Tips for Surviving 5 Really Awkward Money Conversations
Close to half of all Americans find it extremely difficult to talk about money topics. Finances are often a taboo subject, and some conversations about money can be harder than others.
If you need to get involved in a conversation about a touchy money matter, it helps to go in prepared. Fortunately, we've got you covered with some important advice about five of the most difficult money conversations you're likely to encounter.
1. Asking to borrow money from a family member
Lending money to a family member can put your relationship on the line. More than a quarter of Americans who borrowed from family members report negative consequences like hurt feelings, resentment, and arguments.
Despite how fraught with problems these transactions are, three in four Americans admit to borrowing money from a relative sometime during their lives according to a recent Lending Tree survey. Borrowing from family could be your best or only option if you aren't able to qualify for other financing or don't want to pay high borrowing costs.
If you must ask to borrow money, come prepared with a plan. Create a budget to determine exactly how much you must borrow and what your repayment timeline will be. Explain why you need the money and offer to write up a formal agreement to repay the loan on a set schedule with interest. While close to 95% of people surveyed by Lending Tree said they wouldn't charge interest when lending to a family member, making the offer shows you're serious about treating this as a business transaction.
You'll also need to be prepared to accept a no if your family member isn't willing or able to provide financial help. Politely say thank you anyway and move on, as you never know if your family member is facing financial troubles of their own.
2. A family member asking to borrow money from you
If your family member comes to you with a request for cash, you have a difficult conversation ahead of you -- and a difficult decision to make. When money is leant to friends or family, the chances of repayment in full aren't high: Lending Tree found that typically only 57% of the balance due on loans made to family members ends up getting repaid.
If you can't afford to lose money, politely decline by explaining that a loan is just not in your budget right now. You can offer to help in other ways, like assisting the would-be borrower in setting up a budget of their own.
If you're unsure, don't be afraid to say you need to think about it and that you'll get back to your relative at a later time. If you're considering saying yes, insist upon a formal written agreement detailing the amount owed and when and how it will be repaid. You may want to include a clause in the agreement specifying your relative won't ever ask you for money again if the loan isn't paid back.
3. Talking to aging parents about their financial situation
Talking to your aging parents about their money situation is important to make sure they're not falling victim to scams or living outside their means and at risk of running out of cash during retirement. You'll also need to be prepared to step in if they become incapacitated, and you'll have to cope with cleaning up their financial situation after they pass on.
While tackling these topics is inevitably uncomfortable, many experts recommend having several brief conversations addressing specific issues rather than one long talk.
Focus each conversation on specific goals -- like making sure your parents have a plan for long-term care -- and be ready to point your parents in the right direction if they need help but don't want it from you.

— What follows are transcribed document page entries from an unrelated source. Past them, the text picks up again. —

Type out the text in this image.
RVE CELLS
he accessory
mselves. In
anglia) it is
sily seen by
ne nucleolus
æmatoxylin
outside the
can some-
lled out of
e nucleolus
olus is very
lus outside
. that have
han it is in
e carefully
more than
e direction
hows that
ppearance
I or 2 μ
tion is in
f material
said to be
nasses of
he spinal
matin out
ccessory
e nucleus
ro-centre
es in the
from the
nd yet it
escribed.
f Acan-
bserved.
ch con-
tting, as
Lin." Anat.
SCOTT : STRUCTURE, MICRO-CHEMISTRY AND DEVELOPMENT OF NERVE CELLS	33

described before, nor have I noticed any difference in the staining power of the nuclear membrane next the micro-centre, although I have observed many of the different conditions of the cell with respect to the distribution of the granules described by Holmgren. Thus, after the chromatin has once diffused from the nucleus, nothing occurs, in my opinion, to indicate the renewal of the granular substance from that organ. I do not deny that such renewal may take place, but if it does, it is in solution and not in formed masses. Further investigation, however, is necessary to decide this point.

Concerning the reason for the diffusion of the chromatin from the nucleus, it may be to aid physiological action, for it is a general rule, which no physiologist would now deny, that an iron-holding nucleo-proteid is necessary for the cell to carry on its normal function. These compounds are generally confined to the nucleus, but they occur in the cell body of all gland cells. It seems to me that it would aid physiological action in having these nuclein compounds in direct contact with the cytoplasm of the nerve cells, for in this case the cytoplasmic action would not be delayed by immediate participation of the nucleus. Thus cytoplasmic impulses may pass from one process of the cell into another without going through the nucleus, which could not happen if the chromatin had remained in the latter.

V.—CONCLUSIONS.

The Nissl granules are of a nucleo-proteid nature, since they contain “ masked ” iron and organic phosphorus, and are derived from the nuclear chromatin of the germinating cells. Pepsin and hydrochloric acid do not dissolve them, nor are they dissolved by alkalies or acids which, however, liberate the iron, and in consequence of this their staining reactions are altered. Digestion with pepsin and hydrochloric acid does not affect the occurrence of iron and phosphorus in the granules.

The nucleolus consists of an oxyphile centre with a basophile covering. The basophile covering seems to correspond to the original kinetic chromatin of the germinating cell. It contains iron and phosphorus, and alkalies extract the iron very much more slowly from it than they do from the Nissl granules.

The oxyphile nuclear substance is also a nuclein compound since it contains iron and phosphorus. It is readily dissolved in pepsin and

If your parents are open to making an estate plan, provide the name and contact details of a trusted estate planning lawyer.
4. Cutting off your kids
More than half of all millennials received financial support from their parents last year, with millennials who are parents themselves receiving more than $11,000 annually in unpaid labor and financial help.
Unfortunately, helping out adult kids could derail your own retirement if you're not careful. If you're not meeting your own financial goals, it's time to close the bank of Mom and Dad. To do this, you'll first need to get on the same page with your spouse so you can present a united front. Then sit down with your kids and offer a specific deadline or cutoff date when the help will stop.
When you talk with your kids, you may want to explain you need to end your contributions because your own financial security is suffering. Consider offering other assistance, like help finding a cheaper apartment, and be detailed about any continued support -- financial or otherwise -- you're willing to give. If you can afford it, consider offering a little bit of seed money, perhaps to fund a move, as a final step to setting your child on their own path.
5. Telling someone you're seriously dating about your debts
Close to three-fourths of survey respondents consider high student loan debt balances to be "baggage" in a relationship, and just over one in five millennials surveyed said a big debt load was a relationship deal breaker. So bringing up debt with a partner can be a high-risk proposition.
Coming clean when you start to get serious is important so your partner doesn't feel blindsided. You should also be prepared with details on the debt, an explanation for how it happened (especially if it's not educational debt), and what your plans are to climb out of debt.
If your partner is confident you won't be financially irresponsible going forward and there's a plan for payoff, debt is less likely to be an insurmountable obstacle.
Getting ready for the conversation
The bottom line is that these talks -- and other uncomfortable money conversations -- will go much more smoothly if you can plan ahead and find ways to put the other person at ease about the future. Having the conversation at the right time and in the right way can take some of the awkwardness out of your talks and help you to ensure your relationships aren't hurt by money issues.